Andrew Griffith MP: We should always strive to hold ourselves to account and to public scrutiny. It is very important for all parts of the public realm that the maximum amount of scrutiny is exercised. With respect, I do not want to fixate on a particular committee or one particular mechanism for that.

Q240       The Chair: Understood. Does anyone else have any final questions? Ministers, thank you very much. Before you go, one final question, because I know it is a matter of great public interest at the moment and has also been a matter of debate, as you will have known, during the Financial Services and Markets Bill. That is the issue of politically exposed persons and banking. There has been a lot of debate about this over the last few days. I do not want you to get into individuals, but I know the Chancellor has asked you to look into this. Can you give some sense of what you see the problem as being here?

Andrew Griffith MP: Let me try to unpack it briefly. You were kind enough to accept it is a broad domain. Regarding lawful freedom of expression, it is not right that anyone would be de-banked on those grounds; that is not acceptable. To be a holder of a banking licence or a payment service is a privilege; it confers rights and obligations. One of those obligations, in a lawful, democratic society, should be the freedom of expression. As a sole ground for the withdrawal of banking facilities, that is not acceptable. If executives within organisations hold themselves out to be fit and proper, then they would not seek to suppress the lawful expression of democratic views on which all our institutions rely. We have been talking about scrutiny. Implicit within scrutiny is the ability to exercise the right of freedom of expression. How that is taken forward is one of the things I will be working on with officials, and we have consulted on this.

The Chair: Is this emerging from the PEPs regime or is it something separate?

Andrew Griffith MP: It is not that they may not be interrelated but I want to try to distinguish three different strands. My remarks are in respect of the lawful freedom of expression.

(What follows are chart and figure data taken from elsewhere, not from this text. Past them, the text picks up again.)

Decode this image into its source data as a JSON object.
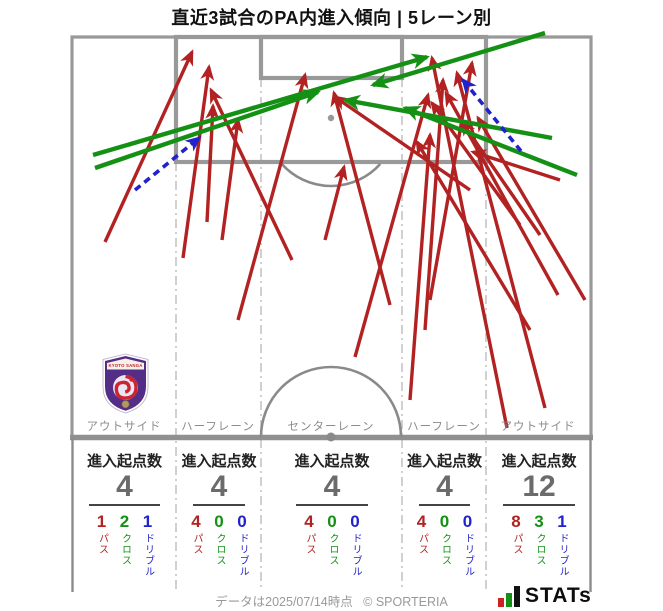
{
  "title": "直近3試合のPA内進入傾向 | 5レーン別",
  "team": {
    "name": "KYOTO SANGA"
  },
  "legend_labels": {
    "pass": "パス",
    "cross": "クロス",
    "dribble": "ドリブル"
  },
  "lanes": [
    {
      "label": "アウトサイド",
      "header": "進入起点数",
      "total": "4",
      "pass": "1",
      "cross": "2",
      "dribble": "1"
    },
    {
      "label": "ハーフレーン",
      "header": "進入起点数",
      "total": "4",
      "pass": "4",
      "cross": "0",
      "dribble": "0"
    },
    {
      "label": "センターレーン",
      "header": "進入起点数",
      "total": "4",
      "pass": "4",
      "cross": "0",
      "dribble": "0"
    },
    {
      "label": "ハーフレーン",
      "header": "進入起点数",
      "total": "4",
      "pass": "4",
      "cross": "0",
      "dribble": "0"
    },
    {
      "label": "アウトサイド",
      "header": "進入起点数",
      "total": "12",
      "pass": "8",
      "cross": "3",
      "dribble": "1"
    }
  ],
  "footer": {
    "data_note": "データは2025/07/14時点",
    "copyright": "© SPORTERIA",
    "stats_word": "STATs"
  },
  "colors": {
    "pass": "#b22222",
    "cross": "#149114",
    "dribble": "#2222cc",
    "pitch": "#999999",
    "lane_line": "#bcbcbc",
    "stats_bars": [
      "#cc2222",
      "#149114",
      "#111111"
    ]
  },
  "chart_data": {
    "type": "table",
    "title": "直近3試合のPA内進入傾向 | 5レーン別",
    "columns": [
      "レーン",
      "進入起点数",
      "パス",
      "クロス",
      "ドリブル"
    ],
    "rows": [
      [
        "アウトサイド",
        4,
        1,
        2,
        1
      ],
      [
        "ハーフレーン",
        4,
        4,
        0,
        0
      ],
      [
        "センターレーン",
        4,
        4,
        0,
        0
      ],
      [
        "ハーフレーン",
        4,
        4,
        0,
        0
      ],
      [
        "アウトサイド",
        12,
        8,
        3,
        1
      ]
    ],
    "arrow_types": {
      "pass": "solid red",
      "cross": "solid green",
      "dribble": "dashed blue"
    },
    "arrows": [
      {
        "type": "pass",
        "from": [
          105,
          242
        ],
        "to": [
          192,
          52
        ]
      },
      {
        "type": "pass",
        "from": [
          183,
          258
        ],
        "to": [
          209,
          67
        ]
      },
      {
        "type": "pass",
        "from": [
          207,
          222
        ],
        "to": [
          213,
          106
        ]
      },
      {
        "type": "pass",
        "from": [
          222,
          240
        ],
        "to": [
          238,
          120
        ]
      },
      {
        "type": "pass",
        "from": [
          238,
          320
        ],
        "to": [
          305,
          75
        ]
      },
      {
        "type": "pass",
        "from": [
          325,
          240
        ],
        "to": [
          344,
          167
        ]
      },
      {
        "type": "pass",
        "from": [
          390,
          305
        ],
        "to": [
          334,
          93
        ]
      },
      {
        "type": "pass",
        "from": [
          292,
          260
        ],
        "to": [
          211,
          90
        ]
      },
      {
        "type": "pass",
        "from": [
          355,
          357
        ],
        "to": [
          428,
          95
        ]
      },
      {
        "type": "pass",
        "from": [
          470,
          190
        ],
        "to": [
          335,
          97
        ]
      },
      {
        "type": "pass",
        "from": [
          430,
          300
        ],
        "to": [
          472,
          63
        ]
      },
      {
        "type": "pass",
        "from": [
          425,
          330
        ],
        "to": [
          443,
          80
        ]
      },
      {
        "type": "pass",
        "from": [
          410,
          400
        ],
        "to": [
          430,
          135
        ]
      },
      {
        "type": "pass",
        "from": [
          507,
          428
        ],
        "to": [
          432,
          58
        ]
      },
      {
        "type": "pass",
        "from": [
          545,
          408
        ],
        "to": [
          457,
          73
        ]
      },
      {
        "type": "pass",
        "from": [
          558,
          295
        ],
        "to": [
          446,
          93
        ]
      },
      {
        "type": "pass",
        "from": [
          520,
          225
        ],
        "to": [
          432,
          103
        ]
      },
      {
        "type": "pass",
        "from": [
          540,
          235
        ],
        "to": [
          462,
          122
        ]
      },
      {
        "type": "pass",
        "from": [
          560,
          180
        ],
        "to": [
          473,
          152
        ]
      },
      {
        "type": "pass",
        "from": [
          585,
          300
        ],
        "to": [
          478,
          118
        ]
      },
      {
        "type": "pass",
        "from": [
          530,
          330
        ],
        "to": [
          417,
          142
        ]
      },
      {
        "type": "cross",
        "from": [
          95,
          168
        ],
        "to": [
          318,
          92
        ]
      },
      {
        "type": "cross",
        "from": [
          93,
          155
        ],
        "to": [
          427,
          57
        ]
      },
      {
        "type": "cross",
        "from": [
          545,
          33
        ],
        "to": [
          373,
          85
        ]
      },
      {
        "type": "cross",
        "from": [
          552,
          138
        ],
        "to": [
          345,
          100
        ]
      },
      {
        "type": "cross",
        "from": [
          577,
          175
        ],
        "to": [
          405,
          108
        ]
      },
      {
        "type": "dribble",
        "from": [
          135,
          190
        ],
        "to": [
          199,
          138
        ]
      },
      {
        "type": "dribble",
        "from": [
          521,
          151
        ],
        "to": [
          463,
          80
        ]
      }
    ]
  }
}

As this committee will almost uniquely know, the second is the reforms that we seek to the politically exposed persons regime. We inherited that regime as part of a rule in an international rulebook. One of the abilities that we and the FCA will have as part of the Financial Services and Markets Act 2023 is the ability to revisit those rules. The Chancellor and I have asked the FCA to do just that: to review the application of those rules for the unintended consequences that can always happen when a duty of care is put on an individual institution. Sometimes that can go too far. It should not be applied in a blanket way. As with all good regulation, it should be applied in a proportionate way and in a way that reflects the risk.

The second thing we have asked is that the FCA looks at creating a domestic politically exposed persons regime to reflect the lower category of risk associated with those whose affairs are wholly domestic.

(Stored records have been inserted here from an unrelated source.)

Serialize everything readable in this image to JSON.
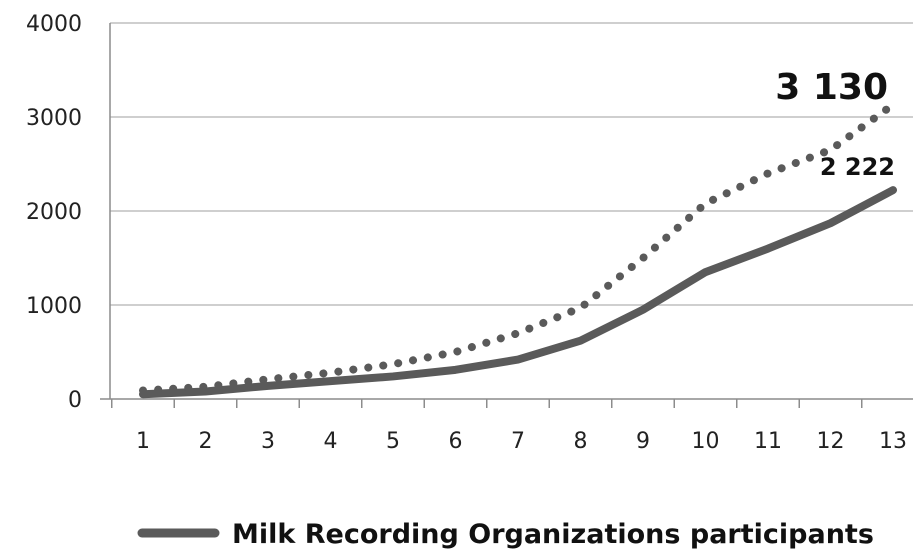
{
  "chart_data": {
    "type": "line",
    "x": [
      1,
      2,
      3,
      4,
      5,
      6,
      7,
      8,
      9,
      10,
      11,
      12,
      13
    ],
    "categories": [
      "1",
      "2",
      "3",
      "4",
      "5",
      "6",
      "7",
      "8",
      "9",
      "10",
      "11",
      "12",
      "13"
    ],
    "ylim": [
      0,
      4000
    ],
    "yticks": [
      0,
      1000,
      2000,
      3000,
      4000
    ],
    "ytick_labels": [
      "0",
      "1000",
      "2000",
      "3000",
      "4000"
    ],
    "grid": "horizontal",
    "legend_position": "bottom",
    "colors": {
      "series": "#5a5a5a",
      "grid": "#bfbfbf",
      "axis": "#8c8c8c"
    },
    "series": [
      {
        "name": "Milk Recording Organizations participants",
        "style": "solid",
        "values": [
          50,
          80,
          140,
          190,
          240,
          310,
          420,
          620,
          950,
          1350,
          1600,
          1870,
          2222
        ]
      },
      {
        "name": "",
        "style": "dotted",
        "values": [
          90,
          130,
          210,
          280,
          370,
          500,
          700,
          970,
          1500,
          2080,
          2400,
          2650,
          3130
        ]
      }
    ],
    "annotations": [
      {
        "text": "3 130",
        "series": 1,
        "point": 12,
        "emphasis": "large"
      },
      {
        "text": "2 222",
        "series": 0,
        "point": 12,
        "emphasis": "small"
      }
    ]
  }
}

The third point, just to round out the topic, is the general way in which financial institutions apply the very difficult area of economic crime, anti-money laundering and fraud prevention. That is a challenge. We all recognise that it is a shared challenge, but we seek that that, again, is applied in a proportionate and a thoughtful way. This may be anecdotal, but the idea of a widow who has banked with a particular institution for a quarter of a century being asked to demonstrate repeatedly the source of wealth to comply with a well-intentioned piece of financial regulation is not an outcome that we seek.

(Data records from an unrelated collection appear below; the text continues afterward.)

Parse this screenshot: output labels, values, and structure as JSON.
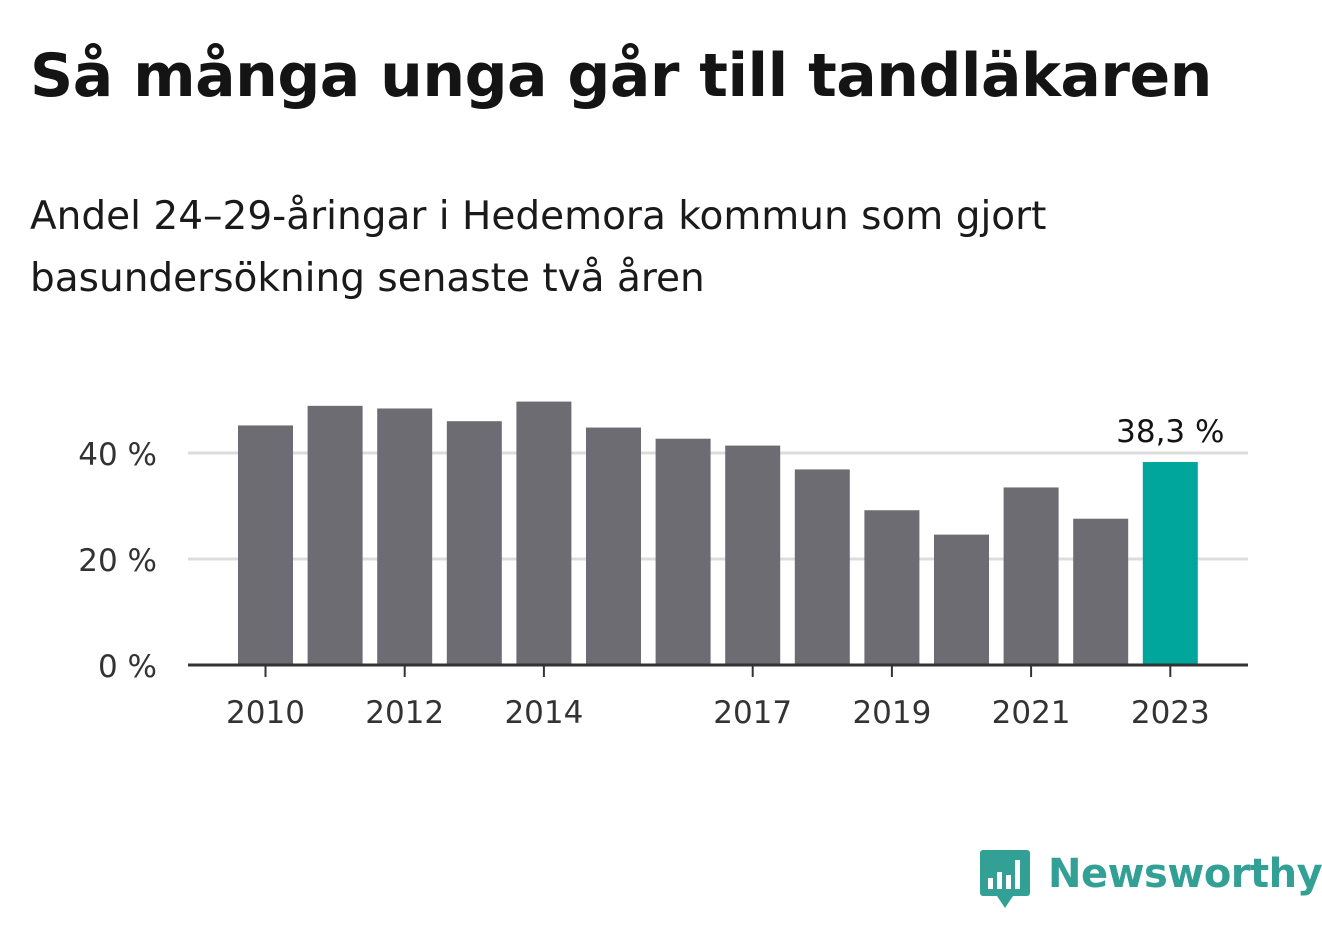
{
  "title": "Så många unga går till tandläkaren",
  "subtitle": "Andel 24–29-åringar i Hedemora kommun som gjort basundersökning senaste två åren",
  "brand": {
    "name": "Newsworthy",
    "icon": "newsworthy-logo-icon",
    "color": "#33a096"
  },
  "colors": {
    "bar": "#6d6c72",
    "highlight": "#00a69c",
    "grid": "#dcdcdc",
    "axis": "#333333"
  },
  "chart_data": {
    "type": "bar",
    "categories": [
      "2010",
      "2011",
      "2012",
      "2013",
      "2014",
      "2015",
      "2016",
      "2017",
      "2018",
      "2019",
      "2020",
      "2021",
      "2022",
      "2023"
    ],
    "x_tick_labels": [
      "2010",
      "2012",
      "2014",
      "2017",
      "2019",
      "2021",
      "2023"
    ],
    "values": [
      45.2,
      48.9,
      48.4,
      46.0,
      49.7,
      44.8,
      42.7,
      41.4,
      36.9,
      29.2,
      24.6,
      33.5,
      27.6,
      38.3
    ],
    "highlight_index": 13,
    "data_labels": [
      {
        "category": "2023",
        "text": "38,3 %"
      }
    ],
    "y_ticks": [
      {
        "value": 0,
        "label": "0 %"
      },
      {
        "value": 20,
        "label": "20 %"
      },
      {
        "value": 40,
        "label": "40 %"
      }
    ],
    "ylim": [
      0,
      50
    ],
    "grid": true,
    "legend": "none"
  }
}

I look forward to working with the sector to try to make sure that those important regimesand we are undiminished in our desire to prevent economic crime, money laundering and fraudare applied in a proportionate way so that they do not have those unintended consequences for those on whom they are not intended to bite.

The Chair: Excellent. Thank you very much for answering that supplementary question. More to the point, thank you for bearing with us for the best part of two-and-a-bit hours and answering all our questions so fully. Thank you and your colleagues for coming.